A rabbi said that a visit to a detention centre for asylum-seekers yesterday left him “almost in tears”.
Rabbi Zvi Solomons, of Reading Synagogue, was a part of a joint delegation organised by Tzelem, the rabbinical call for social justice, and Jewish human rights charity Rene Cassin to the Harmondsworth Immigration Removal Centre in Middlesex.
Rabbi Solomons said that he was “almost in tears” when hearing of the frustration of one man who had been fighting to remain in Britain for a decade and had been detained for seven months.
The man’s stepson was also “suffering from the absence of the only stable father he has known,” Rabbi Solomons said.
He criticised the system in which people could be detained indefinitely as “utterly unfair and arbitrary, and hide-bound by bureaucracy”.
Rabbi Alexandra Wright, of the Liberal Jewish Synagogue, St John’s Wood, cited the case of another detainee who was due to be deported in weeks after the expiry of his student visa but would be in danger if he returned to his home country.
“After decades of civil war and human rights violations, there is a warrant for his arrest dating back to an anti-government protest in which he was involved,” she said. “From the thick pile of papers in front of us, he pulled out his medical report; a body diagram showed injuries to both his knees where he had probably been beaten up or tortured.”

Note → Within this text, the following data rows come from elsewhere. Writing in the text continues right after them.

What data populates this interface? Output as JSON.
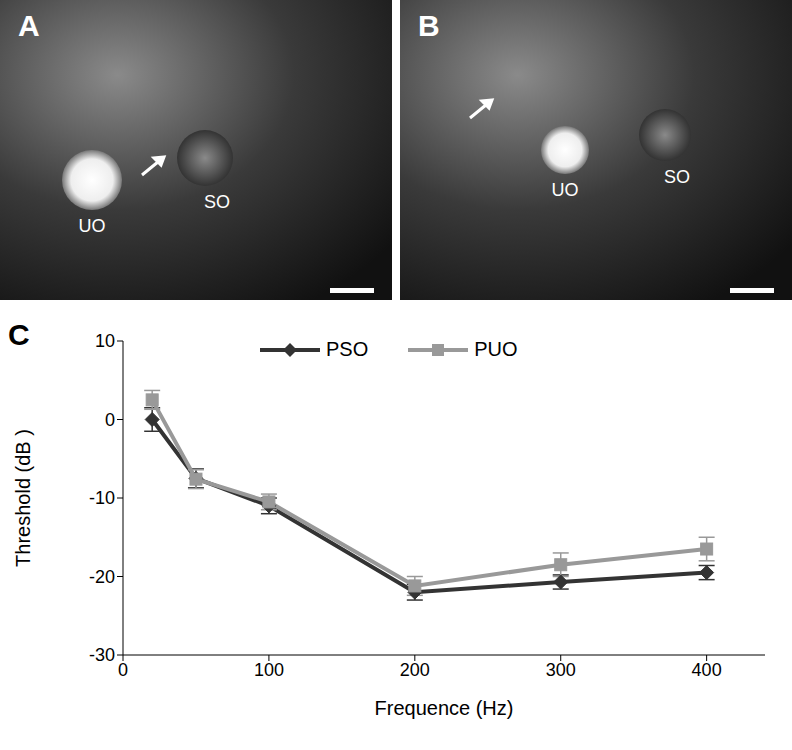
{
  "panels": [
    {
      "label": "A",
      "structures": [
        "UO",
        "SO"
      ]
    },
    {
      "label": "B",
      "structures": [
        "UO",
        "SO"
      ]
    }
  ],
  "chart_data": {
    "type": "line",
    "panel_label": "C",
    "x_label": "Frequence (Hz)",
    "y_label": "Threshold (dB )",
    "xlim": [
      0,
      440
    ],
    "xticks": [
      0,
      100,
      200,
      300,
      400
    ],
    "ylim": [
      -30,
      10
    ],
    "yticks": [
      -30,
      -20,
      -10,
      0,
      10
    ],
    "legend": "top",
    "grid": false,
    "x": [
      20,
      50,
      100,
      200,
      300,
      400
    ],
    "series": [
      {
        "name": "PSO",
        "color": "#333333",
        "marker": "diamond",
        "values": [
          0,
          -7.5,
          -11,
          -22,
          -20.7,
          -19.5
        ],
        "errors": [
          1.5,
          1.2,
          1,
          1,
          0.9,
          0.9
        ]
      },
      {
        "name": "PUO",
        "color": "#999999",
        "marker": "square",
        "values": [
          2.5,
          -7.6,
          -10.5,
          -21.2,
          -18.5,
          -16.5
        ],
        "errors": [
          1.2,
          1.2,
          1,
          1.2,
          1.5,
          1.5
        ]
      }
    ]
  }
}
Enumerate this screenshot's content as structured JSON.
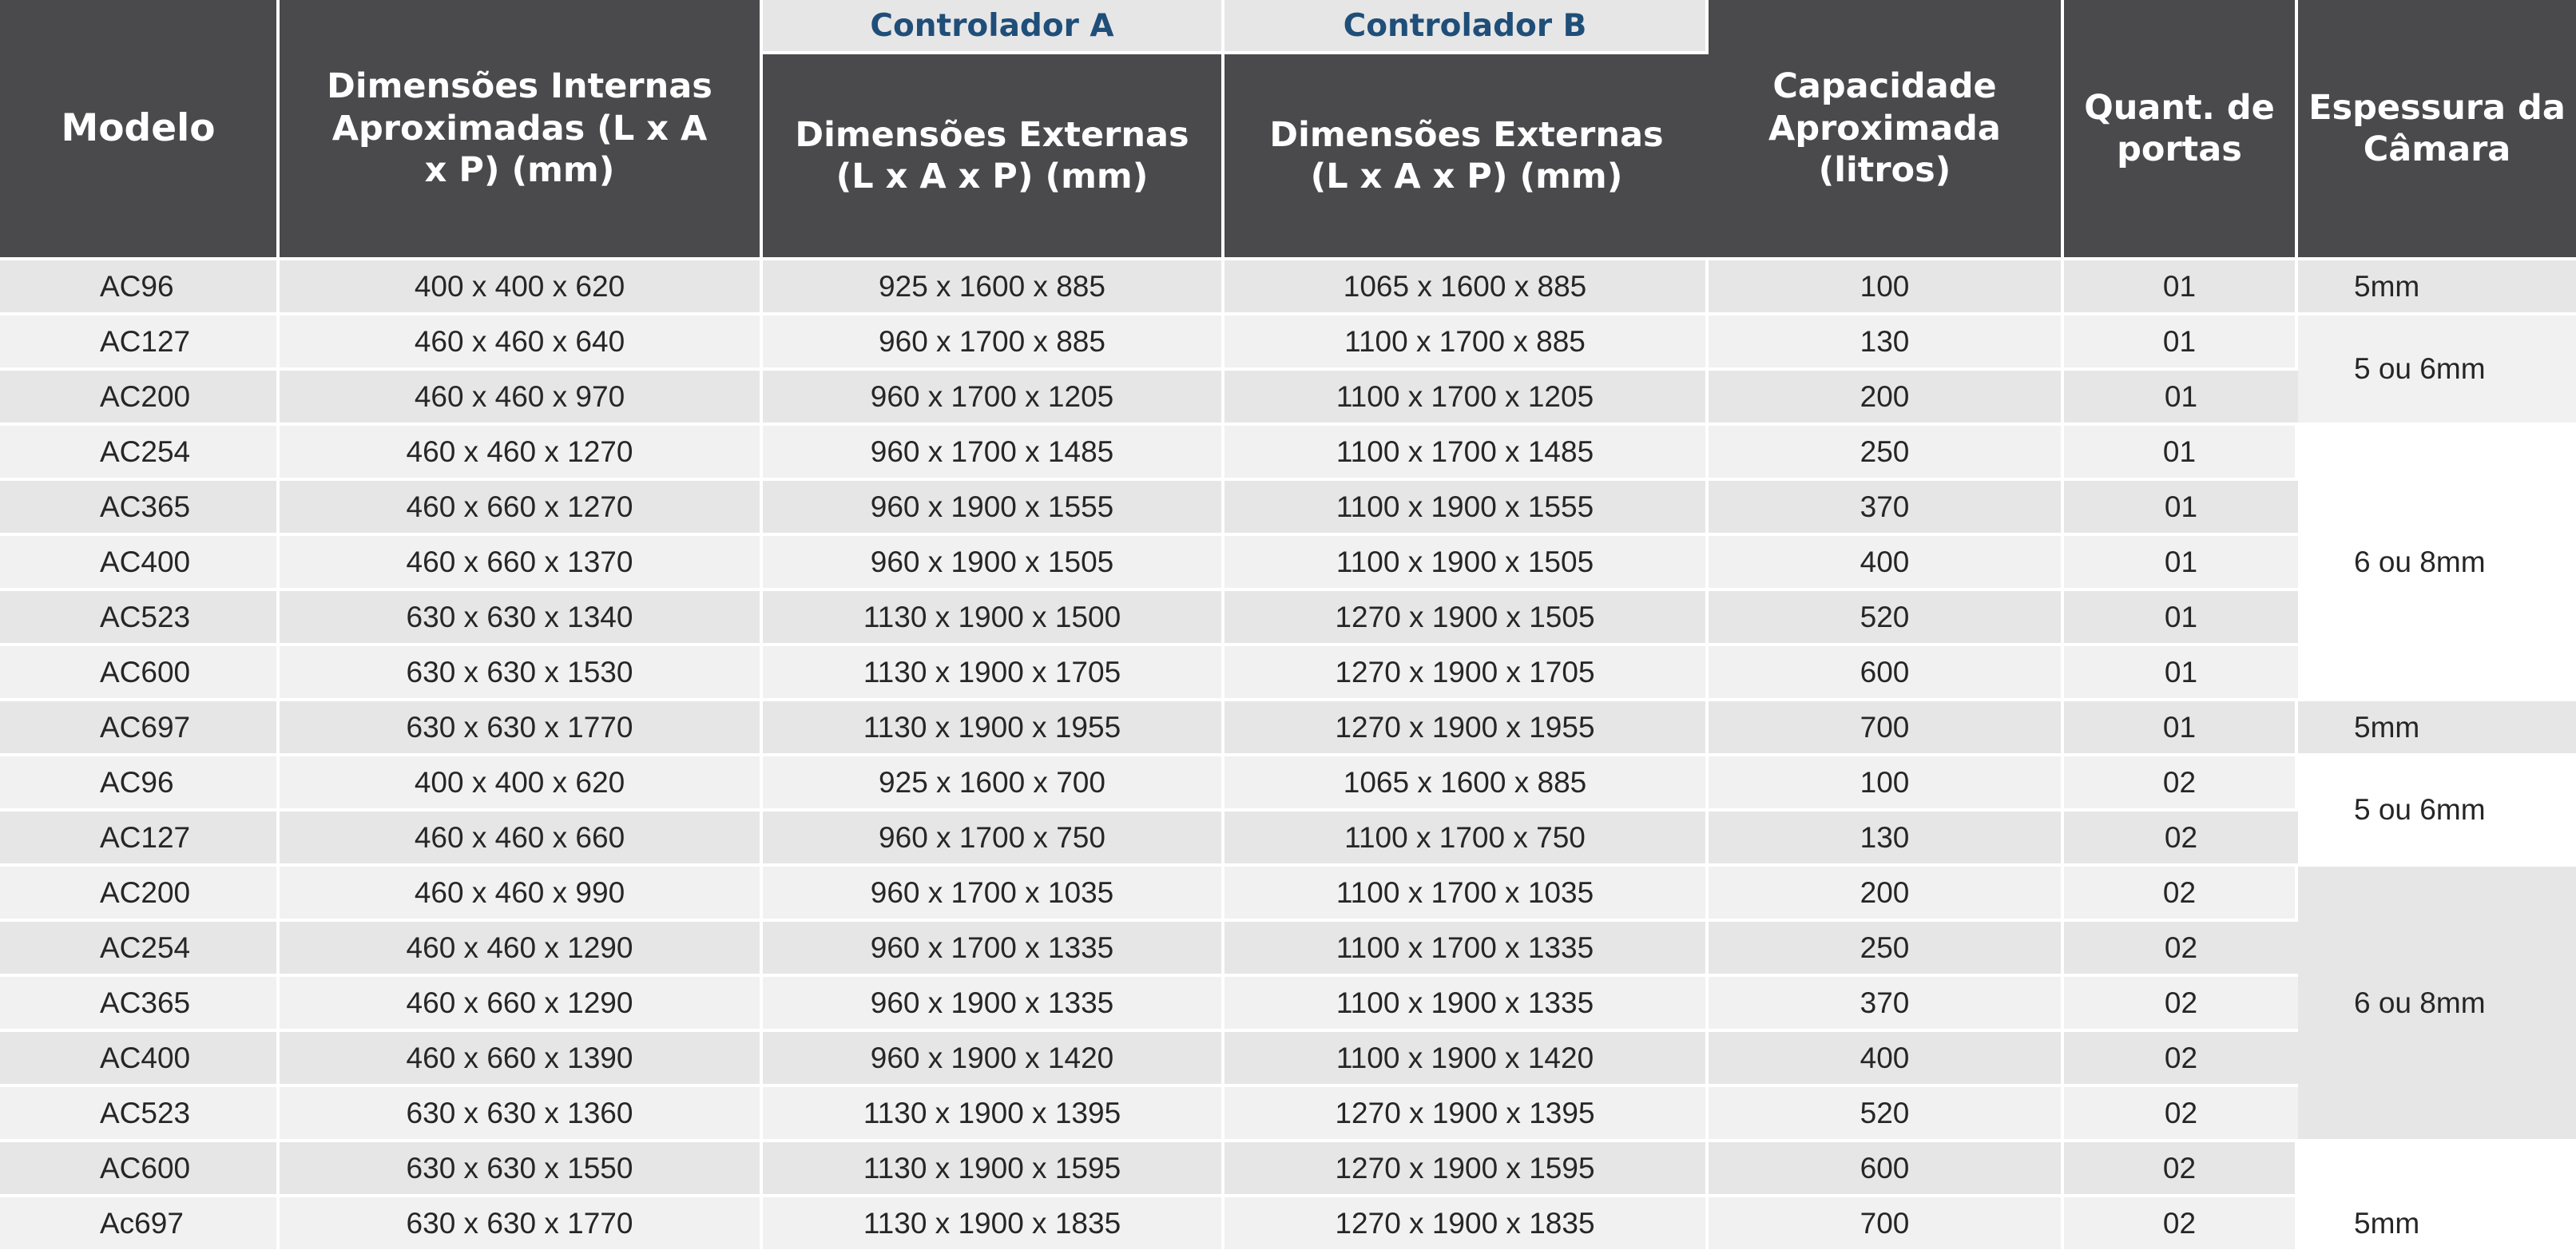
{
  "headers": {
    "modelo": "Modelo",
    "internas": "Dimensões Internas Aproximadas (L x A x P) (mm)",
    "controlador_a": "Controlador A",
    "controlador_b": "Controlador B",
    "externas_a": "Dimensões Externas (L x A x P) (mm)",
    "externas_b": "Dimensões Externas (L x A x P) (mm)",
    "capacidade": "Capacidade Aproximada (litros)",
    "portas": "Quant. de portas",
    "espessura": "Espessura da Câmara"
  },
  "rows": [
    {
      "modelo": "AC96",
      "internas": "400 x 400 x 620",
      "externas_a": "925 x 1600 x 885",
      "externas_b": "1065 x 1600 x 885",
      "capacidade": "100",
      "portas": "01"
    },
    {
      "modelo": "AC127",
      "internas": "460 x 460 x 640",
      "externas_a": "960 x 1700 x 885",
      "externas_b": "1100 x 1700 x 885",
      "capacidade": "130",
      "portas": "01"
    },
    {
      "modelo": "AC200",
      "internas": "460 x 460 x 970",
      "externas_a": "960 x 1700 x 1205",
      "externas_b": "1100 x 1700 x 1205",
      "capacidade": "200",
      "portas": "01"
    },
    {
      "modelo": "AC254",
      "internas": "460 x 460 x 1270",
      "externas_a": "960 x 1700 x 1485",
      "externas_b": "1100 x 1700 x 1485",
      "capacidade": "250",
      "portas": "01"
    },
    {
      "modelo": "AC365",
      "internas": "460 x 660 x 1270",
      "externas_a": "960 x 1900 x 1555",
      "externas_b": "1100 x 1900 x 1555",
      "capacidade": "370",
      "portas": "01"
    },
    {
      "modelo": "AC400",
      "internas": "460 x 660 x 1370",
      "externas_a": "960 x 1900 x 1505",
      "externas_b": "1100 x 1900 x 1505",
      "capacidade": "400",
      "portas": "01"
    },
    {
      "modelo": "AC523",
      "internas": "630 x 630 x 1340",
      "externas_a": "1130 x 1900 x 1500",
      "externas_b": "1270 x 1900 x 1505",
      "capacidade": "520",
      "portas": "01"
    },
    {
      "modelo": "AC600",
      "internas": "630 x 630 x 1530",
      "externas_a": "1130 x 1900 x 1705",
      "externas_b": "1270 x 1900 x 1705",
      "capacidade": "600",
      "portas": "01"
    },
    {
      "modelo": "AC697",
      "internas": "630 x 630 x 1770",
      "externas_a": "1130 x 1900 x 1955",
      "externas_b": "1270 x 1900 x 1955",
      "capacidade": "700",
      "portas": "01"
    },
    {
      "modelo": "AC96",
      "internas": "400 x 400 x 620",
      "externas_a": "925 x 1600 x 700",
      "externas_b": "1065 x 1600 x 885",
      "capacidade": "100",
      "portas": "02"
    },
    {
      "modelo": "AC127",
      "internas": "460 x 460 x 660",
      "externas_a": "960 x 1700 x 750",
      "externas_b": "1100 x 1700 x 750",
      "capacidade": "130",
      "portas": "02"
    },
    {
      "modelo": "AC200",
      "internas": "460 x 460 x 990",
      "externas_a": "960 x 1700 x 1035",
      "externas_b": "1100 x 1700 x 1035",
      "capacidade": "200",
      "portas": "02"
    },
    {
      "modelo": "AC254",
      "internas": "460 x 460 x 1290",
      "externas_a": "960 x 1700 x 1335",
      "externas_b": "1100 x 1700 x 1335",
      "capacidade": "250",
      "portas": "02"
    },
    {
      "modelo": "AC365",
      "internas": "460 x 660 x 1290",
      "externas_a": "960 x 1900 x 1335",
      "externas_b": "1100 x 1900 x 1335",
      "capacidade": "370",
      "portas": "02"
    },
    {
      "modelo": "AC400",
      "internas": "460 x 660 x 1390",
      "externas_a": "960 x 1900 x 1420",
      "externas_b": "1100 x 1900 x 1420",
      "capacidade": "400",
      "portas": "02"
    },
    {
      "modelo": "AC523",
      "internas": "630 x 630 x 1360",
      "externas_a": "1130 x 1900 x 1395",
      "externas_b": "1270 x 1900 x 1395",
      "capacidade": "520",
      "portas": "02"
    },
    {
      "modelo": "AC600",
      "internas": "630 x 630 x 1550",
      "externas_a": "1130 x 1900 x 1595",
      "externas_b": "1270 x 1900 x 1595",
      "capacidade": "600",
      "portas": "02"
    },
    {
      "modelo": "Ac697",
      "internas": "630 x 630 x 1770",
      "externas_a": "1130 x 1900 x 1835",
      "externas_b": "1270 x 1900 x 1835",
      "capacidade": "700",
      "portas": "02"
    }
  ],
  "espessura_groups": [
    {
      "label": "5mm"
    },
    {
      "label": "5 ou 6mm"
    },
    {
      "label": "6 ou 8mm"
    },
    {
      "label": "5mm"
    },
    {
      "label": "5 ou 6mm"
    },
    {
      "label": "6 ou 8mm"
    },
    {
      "label": ""
    },
    {
      "label": "5mm"
    }
  ],
  "colors": {
    "header_bg": "#4a4a4c",
    "header_text": "#ffffff",
    "controller_label": "#1f4e79",
    "row_light": "#f1f1f1",
    "row_dark": "#e6e6e6"
  }
}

She said that “the promise of this young man’s life is darkened by unjust imprisonment and a daily diet of uncertainty about his future”.
Liberal Judaism chief executive Rabbi Danny Rich said that “locking up people without any limit on the time – many of whom are vulnerable and will eventually be granted a temporary or a permanent stay here – is particularly poignant at Pesach, when we Jews commemorate freedom for oppression in Egypt.”
He hoped that the visit – co-ordinated with charity Detention Action – would “highlight the plight of these often isolagted people who have endured conditions in their own homelands akin to slavery – and give them some assurance that they are not entirely alone.”